Andrew Gormley, director of men’s wear at fashion supplier Harvest Group, says that in his business kissing is pretty prevalent. “Fashion can be a bit ‘Ab Fab’ and a lot of people are very ‘dahling, dahling’ and camp it up.” But, he adds, “You probably wouldn’t plant a smacker on the face of the fashion director of a major chain.”

These days, if you offer someone your hand at a business meeting in the US, they might refuse to shake it, according to Jacqueline Whitmore, author of Business Class: Etiquette Essentials for Success at Work. The reason is not because bad manners are the latest fashion, but because of widespread fear about the H1N1 virus.

However, assuming you’re sufficiently cool about swine flu to touch those you do business with, what is an appropriate workplace greeting? Is it a firm, businesslike handshake? An embrace? A kiss on the cheek? A kiss on both cheeks? And how does this vary with the gender of those you meet and the continent, country and industry you are in?

Mr Gormley also has experience of different greetings in different countries: “I do a lot of work in China where business interactions are very formal and respectful.

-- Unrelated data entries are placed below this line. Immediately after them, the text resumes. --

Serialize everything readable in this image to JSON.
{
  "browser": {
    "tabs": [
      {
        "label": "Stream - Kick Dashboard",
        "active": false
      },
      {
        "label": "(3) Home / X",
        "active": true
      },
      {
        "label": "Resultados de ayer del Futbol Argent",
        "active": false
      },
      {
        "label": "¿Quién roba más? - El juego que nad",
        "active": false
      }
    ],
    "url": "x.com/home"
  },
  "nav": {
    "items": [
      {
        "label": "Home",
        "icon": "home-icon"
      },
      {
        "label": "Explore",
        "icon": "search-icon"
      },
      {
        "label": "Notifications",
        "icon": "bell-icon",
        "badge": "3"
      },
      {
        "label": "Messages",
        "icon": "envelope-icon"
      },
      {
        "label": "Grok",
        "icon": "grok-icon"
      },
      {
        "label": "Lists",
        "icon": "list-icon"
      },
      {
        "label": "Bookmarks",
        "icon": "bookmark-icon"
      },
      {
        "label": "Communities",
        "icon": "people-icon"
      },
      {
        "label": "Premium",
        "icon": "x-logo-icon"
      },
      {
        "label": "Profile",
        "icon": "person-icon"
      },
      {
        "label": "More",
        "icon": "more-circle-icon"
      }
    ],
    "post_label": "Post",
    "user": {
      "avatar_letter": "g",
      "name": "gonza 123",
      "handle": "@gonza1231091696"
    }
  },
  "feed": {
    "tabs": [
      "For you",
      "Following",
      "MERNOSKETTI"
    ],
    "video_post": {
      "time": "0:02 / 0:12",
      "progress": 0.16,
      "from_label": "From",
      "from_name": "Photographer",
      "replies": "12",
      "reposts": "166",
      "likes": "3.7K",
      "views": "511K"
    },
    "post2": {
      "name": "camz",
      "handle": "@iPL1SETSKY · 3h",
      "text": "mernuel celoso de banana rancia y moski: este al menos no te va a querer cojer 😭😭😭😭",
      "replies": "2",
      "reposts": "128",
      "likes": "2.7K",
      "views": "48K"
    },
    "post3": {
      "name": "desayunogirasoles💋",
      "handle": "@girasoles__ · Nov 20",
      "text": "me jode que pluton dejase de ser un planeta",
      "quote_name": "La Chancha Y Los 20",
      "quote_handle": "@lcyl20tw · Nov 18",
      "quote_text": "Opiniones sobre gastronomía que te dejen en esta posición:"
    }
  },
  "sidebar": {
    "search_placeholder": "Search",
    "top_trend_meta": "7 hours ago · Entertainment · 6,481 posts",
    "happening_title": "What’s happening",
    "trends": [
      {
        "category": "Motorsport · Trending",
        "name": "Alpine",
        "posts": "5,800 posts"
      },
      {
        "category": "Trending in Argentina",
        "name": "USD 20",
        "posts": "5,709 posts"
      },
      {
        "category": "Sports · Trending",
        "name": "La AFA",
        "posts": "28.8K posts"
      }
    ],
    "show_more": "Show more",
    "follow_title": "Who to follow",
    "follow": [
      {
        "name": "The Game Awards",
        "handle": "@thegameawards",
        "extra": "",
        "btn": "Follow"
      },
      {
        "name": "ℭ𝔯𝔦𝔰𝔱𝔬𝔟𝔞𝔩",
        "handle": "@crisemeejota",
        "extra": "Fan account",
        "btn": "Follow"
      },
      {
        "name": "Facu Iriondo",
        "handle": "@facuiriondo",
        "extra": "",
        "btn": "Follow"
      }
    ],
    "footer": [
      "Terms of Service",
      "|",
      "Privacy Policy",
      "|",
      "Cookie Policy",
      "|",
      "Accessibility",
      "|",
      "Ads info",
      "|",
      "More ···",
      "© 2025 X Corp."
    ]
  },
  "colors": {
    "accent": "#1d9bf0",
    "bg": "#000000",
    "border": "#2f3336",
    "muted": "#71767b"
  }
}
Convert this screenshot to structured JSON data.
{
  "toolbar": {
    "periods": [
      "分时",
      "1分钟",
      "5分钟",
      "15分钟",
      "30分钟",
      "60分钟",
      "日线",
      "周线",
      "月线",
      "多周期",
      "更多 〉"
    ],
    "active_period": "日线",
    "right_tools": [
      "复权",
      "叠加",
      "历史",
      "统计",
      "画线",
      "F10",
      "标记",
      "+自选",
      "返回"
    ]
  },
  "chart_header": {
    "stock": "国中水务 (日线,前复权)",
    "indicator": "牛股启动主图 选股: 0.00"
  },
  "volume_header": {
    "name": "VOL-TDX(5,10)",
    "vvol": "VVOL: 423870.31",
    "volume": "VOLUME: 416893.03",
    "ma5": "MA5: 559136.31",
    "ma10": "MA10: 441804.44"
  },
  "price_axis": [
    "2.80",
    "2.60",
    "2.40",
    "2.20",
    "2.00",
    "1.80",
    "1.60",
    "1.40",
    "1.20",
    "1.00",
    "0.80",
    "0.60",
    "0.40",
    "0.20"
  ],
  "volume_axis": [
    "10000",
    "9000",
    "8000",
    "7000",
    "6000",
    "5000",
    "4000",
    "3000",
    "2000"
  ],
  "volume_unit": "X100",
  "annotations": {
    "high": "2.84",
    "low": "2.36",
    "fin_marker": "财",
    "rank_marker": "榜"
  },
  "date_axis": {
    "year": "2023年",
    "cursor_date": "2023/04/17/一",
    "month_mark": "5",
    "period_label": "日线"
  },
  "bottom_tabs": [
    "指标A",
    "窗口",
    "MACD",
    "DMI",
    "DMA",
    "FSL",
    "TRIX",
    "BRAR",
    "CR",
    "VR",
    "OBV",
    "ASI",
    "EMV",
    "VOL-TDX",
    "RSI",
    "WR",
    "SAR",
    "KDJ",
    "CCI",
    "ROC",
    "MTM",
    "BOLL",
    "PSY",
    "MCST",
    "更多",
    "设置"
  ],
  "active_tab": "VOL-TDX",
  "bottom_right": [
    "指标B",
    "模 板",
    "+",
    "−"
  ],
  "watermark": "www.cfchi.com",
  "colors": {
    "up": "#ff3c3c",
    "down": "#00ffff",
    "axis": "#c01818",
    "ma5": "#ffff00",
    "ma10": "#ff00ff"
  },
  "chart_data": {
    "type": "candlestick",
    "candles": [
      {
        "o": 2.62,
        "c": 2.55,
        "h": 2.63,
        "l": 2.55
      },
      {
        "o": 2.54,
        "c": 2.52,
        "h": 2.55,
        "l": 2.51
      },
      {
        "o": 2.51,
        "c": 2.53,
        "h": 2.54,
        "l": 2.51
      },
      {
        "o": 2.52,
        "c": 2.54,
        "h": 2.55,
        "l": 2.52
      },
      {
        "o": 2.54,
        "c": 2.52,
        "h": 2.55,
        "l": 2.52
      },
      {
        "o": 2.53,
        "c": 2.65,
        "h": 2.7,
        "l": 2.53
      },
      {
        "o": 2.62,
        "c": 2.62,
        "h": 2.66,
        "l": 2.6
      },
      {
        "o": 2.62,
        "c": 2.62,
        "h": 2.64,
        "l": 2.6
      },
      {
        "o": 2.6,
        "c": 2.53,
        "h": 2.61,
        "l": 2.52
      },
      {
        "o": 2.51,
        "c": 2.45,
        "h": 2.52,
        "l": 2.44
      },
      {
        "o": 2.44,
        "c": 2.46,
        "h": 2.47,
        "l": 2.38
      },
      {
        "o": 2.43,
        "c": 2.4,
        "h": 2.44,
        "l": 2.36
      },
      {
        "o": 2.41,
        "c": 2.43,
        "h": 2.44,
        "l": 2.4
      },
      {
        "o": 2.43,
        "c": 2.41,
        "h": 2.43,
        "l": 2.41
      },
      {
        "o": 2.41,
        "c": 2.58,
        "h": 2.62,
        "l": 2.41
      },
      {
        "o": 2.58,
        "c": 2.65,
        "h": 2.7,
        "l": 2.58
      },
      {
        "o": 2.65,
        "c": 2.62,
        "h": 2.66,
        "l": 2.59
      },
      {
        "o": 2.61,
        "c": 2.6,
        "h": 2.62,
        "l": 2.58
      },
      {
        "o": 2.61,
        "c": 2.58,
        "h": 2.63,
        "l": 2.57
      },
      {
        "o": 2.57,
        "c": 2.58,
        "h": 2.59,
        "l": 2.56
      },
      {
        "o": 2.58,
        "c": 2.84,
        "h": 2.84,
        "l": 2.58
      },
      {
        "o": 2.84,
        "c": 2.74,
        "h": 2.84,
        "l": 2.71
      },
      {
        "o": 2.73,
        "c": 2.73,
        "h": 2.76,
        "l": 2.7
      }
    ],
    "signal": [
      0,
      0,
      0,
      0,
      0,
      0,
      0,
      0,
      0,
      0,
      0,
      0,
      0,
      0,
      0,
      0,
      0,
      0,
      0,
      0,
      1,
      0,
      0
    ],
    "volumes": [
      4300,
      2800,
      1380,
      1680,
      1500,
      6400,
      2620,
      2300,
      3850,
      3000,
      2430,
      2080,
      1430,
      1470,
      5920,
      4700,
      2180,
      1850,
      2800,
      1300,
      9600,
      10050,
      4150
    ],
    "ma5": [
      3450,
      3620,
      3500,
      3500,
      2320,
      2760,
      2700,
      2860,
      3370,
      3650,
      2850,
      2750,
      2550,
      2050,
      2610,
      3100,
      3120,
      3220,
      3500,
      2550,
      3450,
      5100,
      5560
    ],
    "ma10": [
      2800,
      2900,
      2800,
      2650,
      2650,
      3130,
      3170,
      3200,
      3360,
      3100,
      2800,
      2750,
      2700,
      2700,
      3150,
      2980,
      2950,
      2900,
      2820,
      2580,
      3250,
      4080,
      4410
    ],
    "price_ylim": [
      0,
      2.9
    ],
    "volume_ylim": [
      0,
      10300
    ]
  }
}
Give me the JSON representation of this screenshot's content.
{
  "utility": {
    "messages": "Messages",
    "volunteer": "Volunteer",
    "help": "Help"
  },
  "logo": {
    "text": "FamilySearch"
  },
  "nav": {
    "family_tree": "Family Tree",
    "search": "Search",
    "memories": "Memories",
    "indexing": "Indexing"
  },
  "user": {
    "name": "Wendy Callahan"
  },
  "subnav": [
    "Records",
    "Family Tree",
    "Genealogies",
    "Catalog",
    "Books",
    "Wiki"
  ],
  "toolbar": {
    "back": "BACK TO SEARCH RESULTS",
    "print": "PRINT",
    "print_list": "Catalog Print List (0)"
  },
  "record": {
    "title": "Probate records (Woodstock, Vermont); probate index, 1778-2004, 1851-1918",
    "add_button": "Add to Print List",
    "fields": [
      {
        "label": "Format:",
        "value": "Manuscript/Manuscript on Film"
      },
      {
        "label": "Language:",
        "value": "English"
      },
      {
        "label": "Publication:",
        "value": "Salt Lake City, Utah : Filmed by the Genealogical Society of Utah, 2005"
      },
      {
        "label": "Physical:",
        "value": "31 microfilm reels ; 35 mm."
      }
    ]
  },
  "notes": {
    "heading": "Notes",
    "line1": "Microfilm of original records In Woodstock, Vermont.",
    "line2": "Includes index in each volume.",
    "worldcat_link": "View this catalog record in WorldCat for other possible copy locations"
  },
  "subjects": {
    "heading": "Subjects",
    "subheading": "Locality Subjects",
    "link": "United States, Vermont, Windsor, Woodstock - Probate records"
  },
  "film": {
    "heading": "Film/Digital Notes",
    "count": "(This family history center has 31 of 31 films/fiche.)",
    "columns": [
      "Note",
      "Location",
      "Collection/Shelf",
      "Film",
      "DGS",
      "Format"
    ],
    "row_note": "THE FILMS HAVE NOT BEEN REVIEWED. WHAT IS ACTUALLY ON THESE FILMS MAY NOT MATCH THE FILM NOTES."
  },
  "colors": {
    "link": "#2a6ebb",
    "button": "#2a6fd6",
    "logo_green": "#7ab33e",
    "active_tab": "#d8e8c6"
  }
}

But I used to work in Turkey where men put their arms round you, hold on to your hand for quite a while and kiss as a greeting.”

Meredith Hanrahan, chief marketing officer at travel company Cheapflights, takes a similar line. “In some of the more conservative Middle Eastern countries, greetings between men and women are limited to either a handshake at most, or a pat on the chest indicating respect.

“However, it can be quite common for men to greet each other by kissing on both cheeks while shaking hands, depending on how well they know each other. This is a sign of brotherly familiarity, representing the importance of family ties.”

Of course, Ms Hanrahan notes that there are exceptions: “In Lebanon, for example, mixed gender interaction involves not one or two kisses but three.”

But beneath any attempts to generalise, there are further subtle differences and conventions. In northern Europe where the handshake is presumed king, it masks untold, smaller etiquette variations.

In Germany, for example, you shake hands but you would not dream of calling someone by their first name. In Iceland, however, people only really use first names.

And needless to say, attitudes can vary within countries. “I do a lot of work down in Miami, which has a far more Latin culture that the rest of the US,” says Ms Whitmore. “Kissing business contacts on the cheek is much more normal there than it is in other parts of the country.”

And as for differences within industries, Don McGown, a London-based partner at law firm Allen & Overy, notes: “If it was a private client you knew pretty well and had been dealing with for years, you might embrace them. But that would be pretty much unheard of with commercial clients.”

UK-based etiquette expert Rachel Holland is a firm believer in the primacy of the handshake. “A handshake says, ‘I want to meet you, touch you, look at you and do business with you’,” she says.

“You should start and finish a meeting with a handshake. If you kiss at the beginning, you cross a line and it disarms you. It can make it harder to have a tough meeting.”

She adds that kissing too early can exhaust all your familiarity. “If you start with a kiss, you have nowhere to go, but with a handshake you do,” she says.

Meanwhile, says Ms Whitmore, in the pandemic-panicked US, kisses and handshakes might be rather thin on the ground this winter. But she is seeing the emergence of a new, minimal touch greeting in business circles – one that was popularised by President Barack Obama and his wife Michelle during his campaign for the presidency.

“Because of H1N1 we’re now seeing a lot of fist bumps,” she explains.